I wonder how the decision-making about such an issue would be handled today, with so many more Vice-Wumpus for X positions, each with an opinion about how such a change would affect an identifiable population, with so much more centralization of control generally, so much more sensitivity to messaging, branding, and communications instead of principle and substance, and with so much more confidence that student opinion polling and “best practices” of other colleges are relevant to the formation of good educational policy for Harvard. Hard as it was at the time, I wonder if it could even happen today. Randomization might have happened at the last possible moment when Harvard’s undergraduate House system could have been fixed. 

4 comments:

  1. "I was told in pre-randomization days, for example, that if a gay student wasn’t happy where he were living, it wasn’t really a problem, since he could always transfer to Adams House, which knew how to make people like that feel comfortable. No one would say such a thing today (about the residential system, at least)."
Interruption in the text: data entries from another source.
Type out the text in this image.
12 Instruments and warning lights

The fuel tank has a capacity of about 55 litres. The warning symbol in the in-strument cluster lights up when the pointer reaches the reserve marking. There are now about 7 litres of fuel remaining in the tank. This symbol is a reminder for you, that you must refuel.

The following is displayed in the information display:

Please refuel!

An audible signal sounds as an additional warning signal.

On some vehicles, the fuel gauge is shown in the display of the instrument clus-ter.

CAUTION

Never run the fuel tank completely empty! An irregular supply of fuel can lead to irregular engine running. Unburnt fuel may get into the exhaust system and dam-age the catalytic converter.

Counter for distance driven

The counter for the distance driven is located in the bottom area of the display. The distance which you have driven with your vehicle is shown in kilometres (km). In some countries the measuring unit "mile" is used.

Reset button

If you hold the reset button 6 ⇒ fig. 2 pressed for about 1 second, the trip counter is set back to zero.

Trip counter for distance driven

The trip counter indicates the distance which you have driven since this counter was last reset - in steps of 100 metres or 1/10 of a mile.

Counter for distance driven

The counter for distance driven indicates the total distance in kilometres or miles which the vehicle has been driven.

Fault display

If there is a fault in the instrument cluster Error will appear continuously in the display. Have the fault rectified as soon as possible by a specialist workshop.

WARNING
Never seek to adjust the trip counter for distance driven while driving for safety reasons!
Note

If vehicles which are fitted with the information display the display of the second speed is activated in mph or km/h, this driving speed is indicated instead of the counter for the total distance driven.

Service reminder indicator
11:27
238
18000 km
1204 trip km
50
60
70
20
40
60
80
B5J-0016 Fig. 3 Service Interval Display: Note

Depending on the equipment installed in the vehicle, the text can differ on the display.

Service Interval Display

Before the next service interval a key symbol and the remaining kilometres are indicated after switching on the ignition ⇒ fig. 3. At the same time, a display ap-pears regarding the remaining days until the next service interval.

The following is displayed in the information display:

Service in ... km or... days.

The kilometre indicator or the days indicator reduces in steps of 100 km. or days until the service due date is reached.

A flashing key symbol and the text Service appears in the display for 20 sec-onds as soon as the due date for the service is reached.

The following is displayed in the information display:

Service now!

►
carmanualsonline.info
    Still trueish. Last year, it was the case that freshman entering the lottery had the option of requesting 'gender-neutral housing' in Adams, Cabot, Kirkland, Pfoho, or Quincy (the specific house was, of course, random), as those houses had more-relaxed mixed-sex rooming policies.
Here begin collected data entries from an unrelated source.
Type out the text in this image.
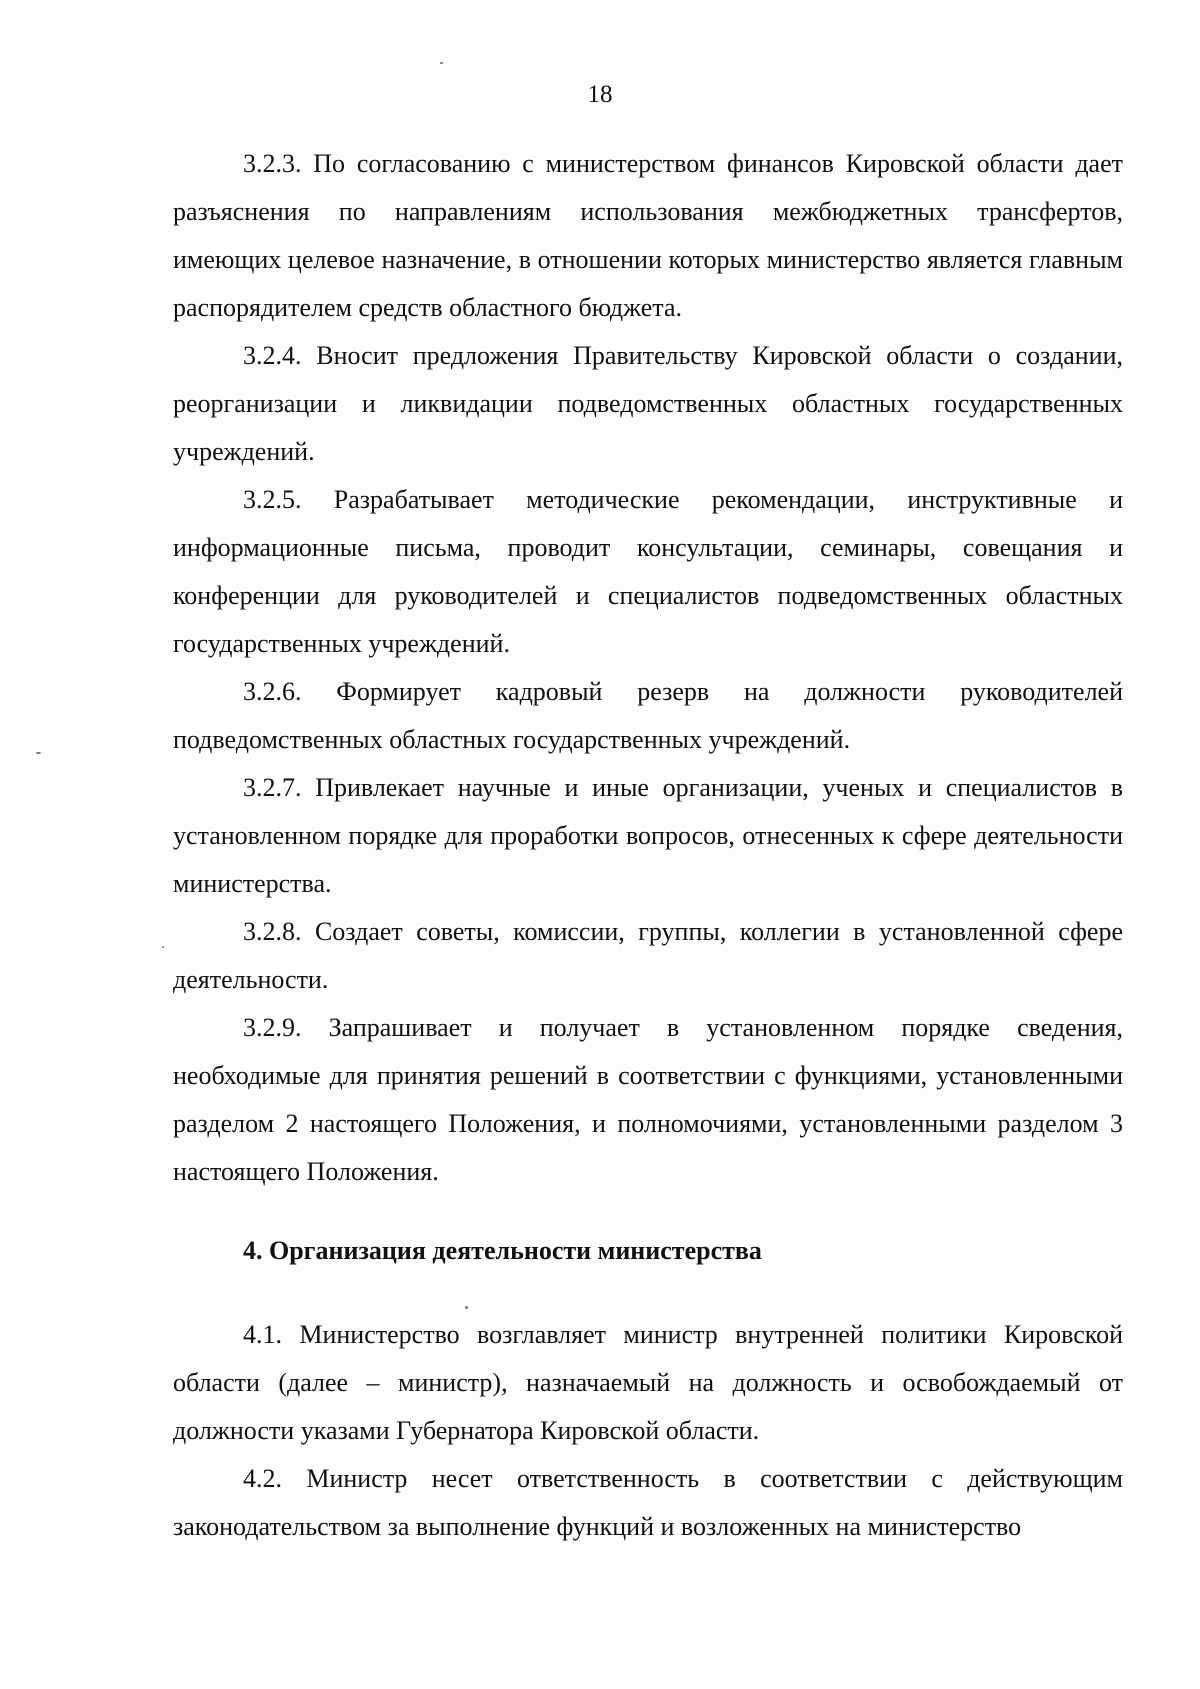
18

3.2.3. По согласованию с министерством финансов Кировской области дает разъяснения по направлениям использования межбюджетных трансфертов, имеющих целевое назначение, в отношении которых министерство является главным распорядителем средств областного бюджета.

3.2.4. Вносит предложения Правительству Кировской области о создании, реорганизации и ликвидации подведомственных областных государственных учреждений.

3.2.5. Разрабатывает методические рекомендации, инструктивные и информационные письма, проводит консультации, семинары, совещания и конференции для руководителей и специалистов подведомственных областных государственных учреждений.

3.2.6. Формирует кадровый резерв на должности руководителей подведомственных областных государственных учреждений.

3.2.7. Привлекает научные и иные организации, ученых и специалистов в установленном порядке для проработки вопросов, отнесенных к сфере деятельности министерства.

3.2.8. Создает советы, комиссии, группы, коллегии в установленной сфере деятельности.

3.2.9. Запрашивает и получает в установленном порядке сведения, необходимые для принятия решений в соответствии с функциями, установленными разделом 2 настоящего Положения, и полномочиями, установленными разделом 3 настоящего Положения.

4. Организация деятельности министерства

4.1. Министерство возглавляет министр внутренней политики Кировской области (далее – министр), назначаемый на должность и освобождаемый от должности указами Губернатора Кировской области.

4.2. Министр несет ответственность в соответствии с действующим законодательством за выполнение функций и возложенных на министерство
    http://isites.harvard.edu/fs/docs/icb.topic623420.files//Gender-Neutral.pdf

    Topically: "The pilot program comes in the wake of plans announced by [Dean Hammonds], to appoint a director of BGLTQ student life and to accept the recommendations of the BGLTQ Working Group..."

    ReplyDelete
  2. Humans in general do not appreciate or trust randomness. I'm reminded of "Fooled by Randomness" by Nassim Taleb (http://www.amazon.com/Fooled-Randomness-Hidden-Chance-Markets/dp/0812975219). It's a good read. I wasn't aware that you had recommended using randomness but then correcting for gender balance. Interesting idea, but is gender the only thing to correct for?

    (We had mixed-sex bathrooms in my MIT dorm back in 1983-1987, but only mixed-sex bedrooms only informally, when mutually consenting people swapped rooms de facto but not on paper.)


    ReplyDelete
    Replies
    1. We discussed that question, but there is another wrinkle that may not be obvious and that makes this the right decision. The Houses cover 3 classes, sophomores, juniors, and seniors. So a third is replaced every year and the other two thirds persist. Because the numbers of each gender are large, a significant deviation from the average is noticeable immediately. Not so for the various minority groups (minority in the mathematical sense, including athletes, etc.). A one-year variation just mixes in with the remaining two classes and nobody notices, and it is almost certainly not going to recur. Even if there is a variation in the same direction two years running, there is no reason for it to persist, so no House gains a minority identity as used to happen.

      Delete
    2. One other amusing point. The first year was the roughest, not just because of the lack of gender control that led to the disproportion in Currier House. The Houses that already had distinct populations because of selection effects noticed the change the most. One House that had a reputation for quiet, studious types happened to get two blocks of party animals; that would not have been a big change from an average, but it was a big change from the decidedly non-random prior distribution! Suddenly Saturday nights were noisy.